The Chancellor Rishi Sunak has effectively had three bites of the cherry in terms of his Budget. The last is arguably the most spectacular – the government will pay 80 per cent of employees’ wages up to £2,500 a month for the next three months to keep firms in operation. There remain concerns about the self employed.
The Bank of England’s record breaking cut in interest rates to 0.1%, down from the previous 0.25% is described as the solution from yesteryear by some commentators. Is this a little unfair, given the extraordinary level of accompanying fiscal action?
Argonaut’s Barry Norris suggests that as with the Black Death, this virus will bring radical economic change. Hopefully not quite so dramatic though no one would argue that the end of feudalism was a bad thing, I suppose.
Sadly, fraudsters almost always see an opportunity even in a situation as distressing as this.
There have been 105 cases of Covid-19-related fraud cases reported to Action Fraud since February 1 2020, with total losses of around £970,000.
The government will offer loans to business with a package of up to £350bn, but Beaufort Group chair Simon Goldthorpe wonders if this can work within the current capital adequacy regime and suggests advisers could be excluded.
Carl Lamb, director at Smith & Pinching says that advisers can show their worth by adapting to help clients, making sure clients do not do anything rash, and being particularly aware that many clients may be in a vulnerable age group. But he also wants a six month holiday in terms of payments to the compensation scheme.

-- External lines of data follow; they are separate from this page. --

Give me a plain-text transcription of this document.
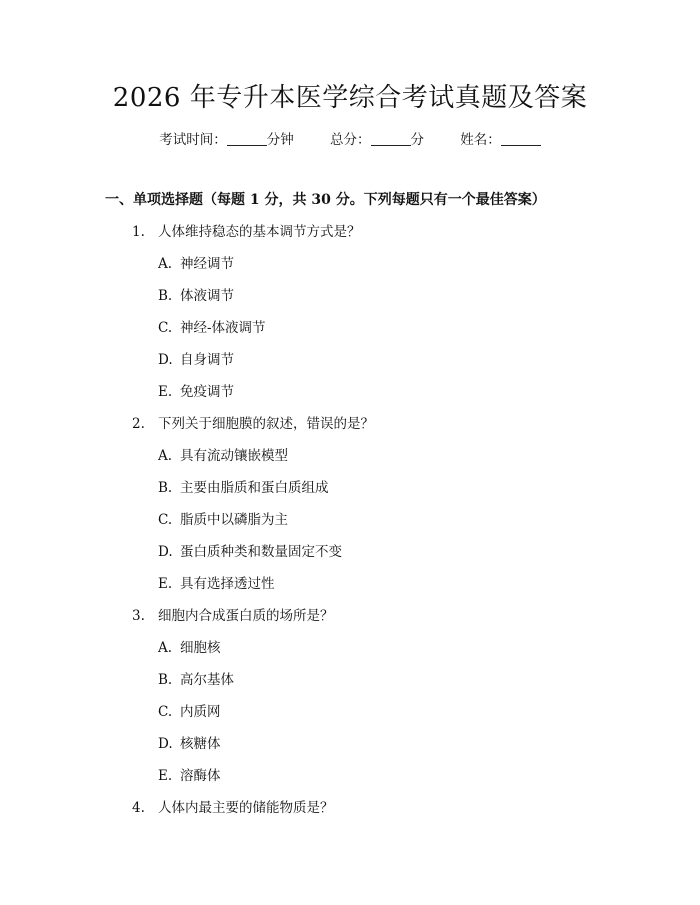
2026 年专升本医学综合考试真题及答案
考试时间：	分钟	总分：	分	姓名：
一、单项选择题（每题 1 分，共 30 分。下列每题只有一个最佳答案）
1. 人体维持稳态的基本调节方式是？
A. 神经调节
B. 体液调节
C. 神经-体液调节
D. 自身调节
E. 免疫调节
2. 下列关于细胞膜的叙述，错误的是？
A. 具有流动镶嵌模型
B. 主要由脂质和蛋白质组成
C. 脂质中以磷脂为主
D. 蛋白质种类和数量固定不变
E. 具有选择透过性
3. 细胞内合成蛋白质的场所是？
A. 细胞核
B. 高尔基体
C. 内质网
D. 核糖体
E. 溶酶体
4. 人体内最主要的储能物质是？
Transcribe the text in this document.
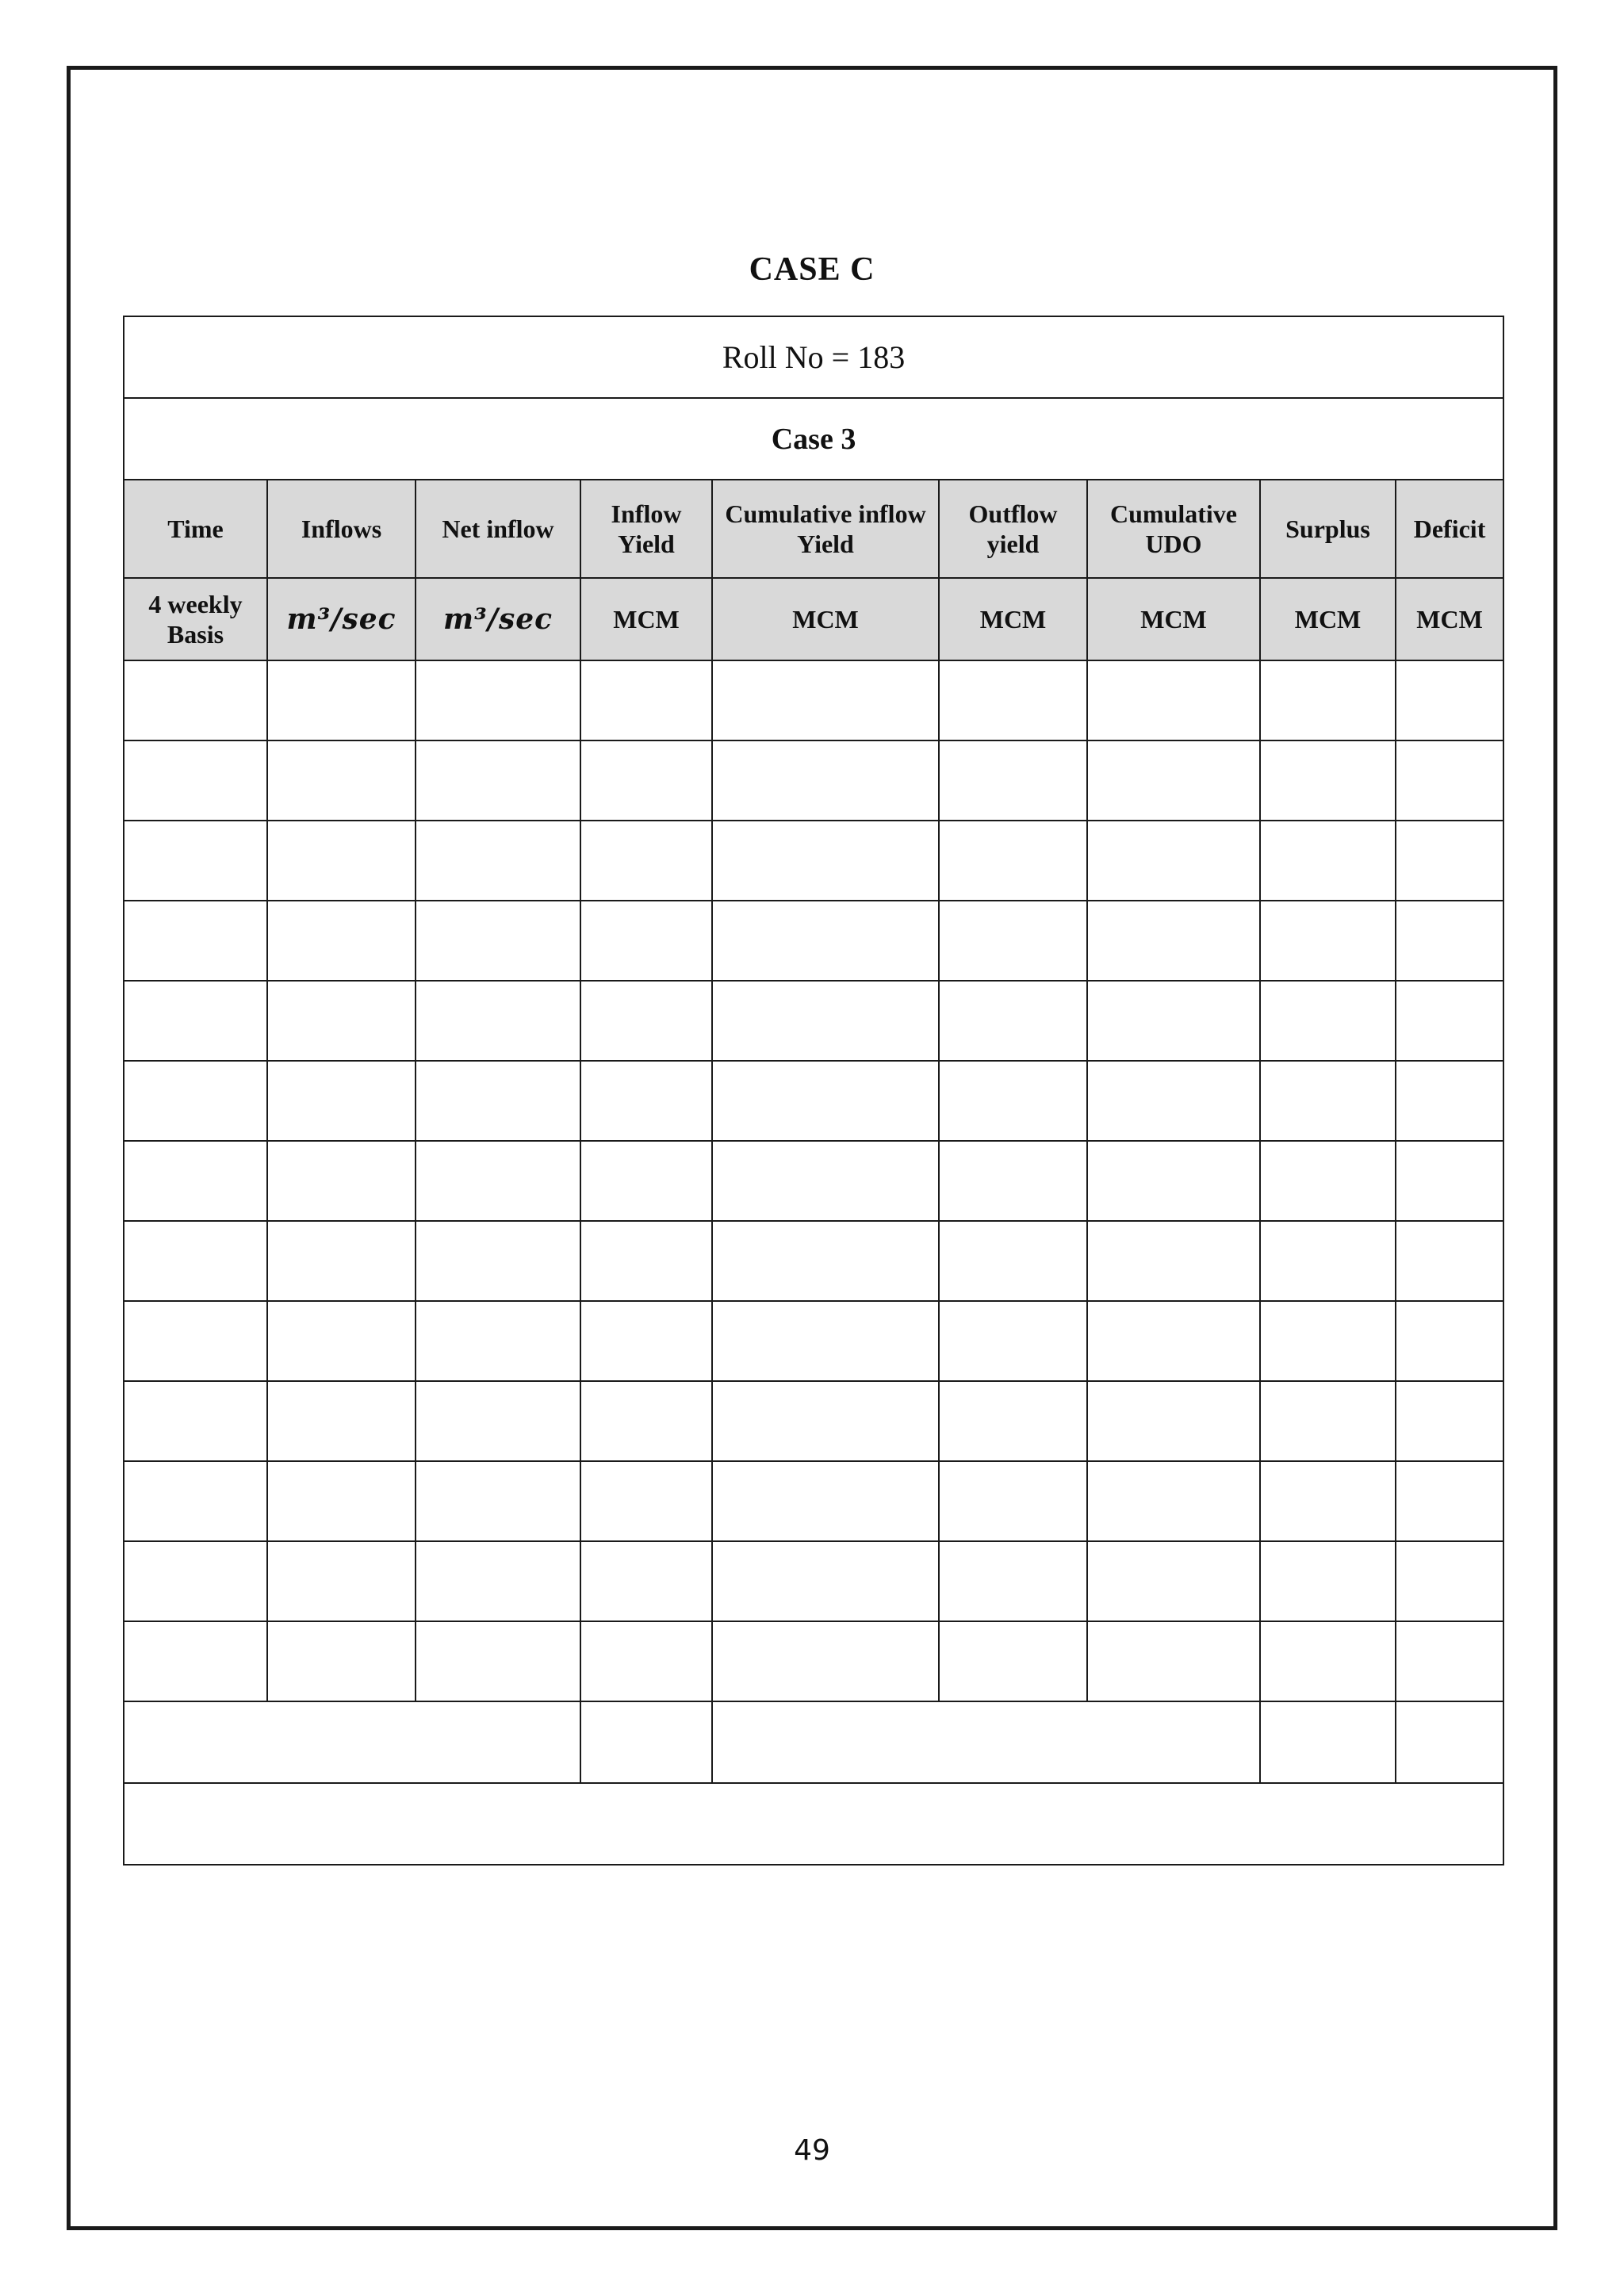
CASE C
Roll No = 183								
Case 3								
Time	Inflows	Net inflow	Inflow Yield	Cumulative inflow Yield	Outflow yield	Cumulative UDO	Surplus	Deficit
4 weekly Basis	m³/sec	m³/sec	MCM	MCM	MCM	MCM	MCM	MCM

49
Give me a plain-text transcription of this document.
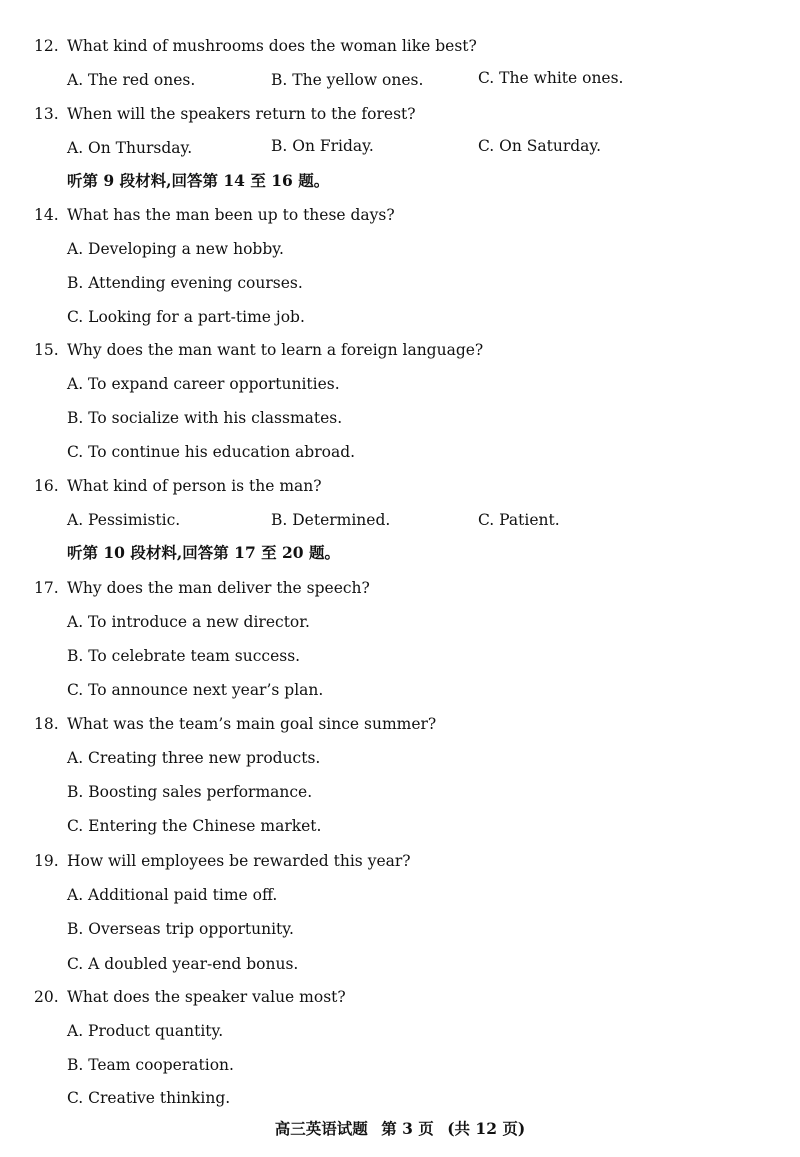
12. What kind of mushrooms does the woman like best?
A. The red ones.	B. The yellow ones.	C. The white ones.
13. When will the speakers return to the forest?
A. On Thursday.	B. On Friday.	C. On Saturday.
听第 9 段材料,回答第 14 至 16 题。
14. What has the man been up to these days?
A. Developing a new hobby.
B. Attending evening courses.
C. Looking for a part-time job.
15. Why does the man want to learn a foreign language?
A. To expand career opportunities.
B. To socialize with his classmates.
C. To continue his education abroad.
16. What kind of person is the man?
A. Pessimistic.	B. Determined.	C. Patient.
听第 10 段材料,回答第 17 至 20 题。
17. Why does the man deliver the speech?
A. To introduce a new director.
B. To celebrate team success.
C. To announce next year’s plan.
18. What was the team’s main goal since summer?
A. Creating three new products.
B. Boosting sales performance.
C. Entering the Chinese market.
19. How will employees be rewarded this year?
A. Additional paid time off.
B. Overseas trip opportunity.
C. A doubled year-end bonus.
20. What does the speaker value most?
A. Product quantity.
B. Team cooperation.
C. Creative thinking.
高三英语试题 第 3 页 (共 12 页)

The Yardstick Agency’s Phil Bray suggests offering clients reassurance in the necessary doses in terms of communications. Makes sense.
The regulator is considering swinging pricing or clearer redemption periods to address the problems of liquidity mismatches says FCA director of markets and wholesale policy Edwin Schooling Latter in a speech to the Investment Association.
Probably a bit late to be introduced this time out.